HIV ile yaşlanma oldukça yeni bir çalışma alanıdır. 50 yaşında olan ve uzun süredir HIV ile yaşayan insanların vücutları, bazı tahminlere göre 60 yaşındaki bir insanınki gibi olabilir. Kanser, diyabet, kalp hastalığı ve diğer rahatsızlıklara HIV pozitif olmasalardı yakalanacaklarından daha erken yakalanabilirler.

HIV'in vücutta kronik bir inflamatuar duruma neden olduğu ve HIV'i tedavi etmek için kullanılan bazı ilaçların vücutta toksik etki yarattığı düşünülürse enfeksiyonun yaşlanmayı hızlandırabileceği ortadadır. Araştırmacılar, erken müdahalelerin yaşlandıkça hastalar için komplikasyonları azaltıp azaltamayacağını inceliyor. Statinlerin bir müdahale olarak kullanımını inceleyen büyük bir küresel çalışma yapılıyor.
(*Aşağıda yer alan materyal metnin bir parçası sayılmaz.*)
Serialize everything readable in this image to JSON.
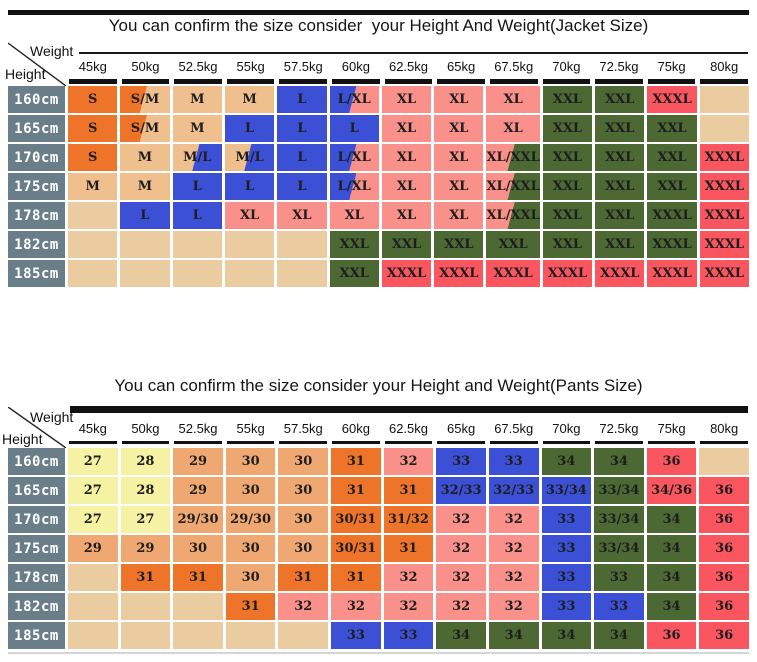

Sonuç olarak her ne kadar tedavilerde yaşanan gelişmelerle virüs ile yaşamak kolaylaştıysa da her zaman hasta olmamak, virüs ile hiç karşılaşmamak daha iyi bir seçenektir. Bu nedenle tanı ve önleme konusunda en iyi stratejileri geliştirmek önemlidir.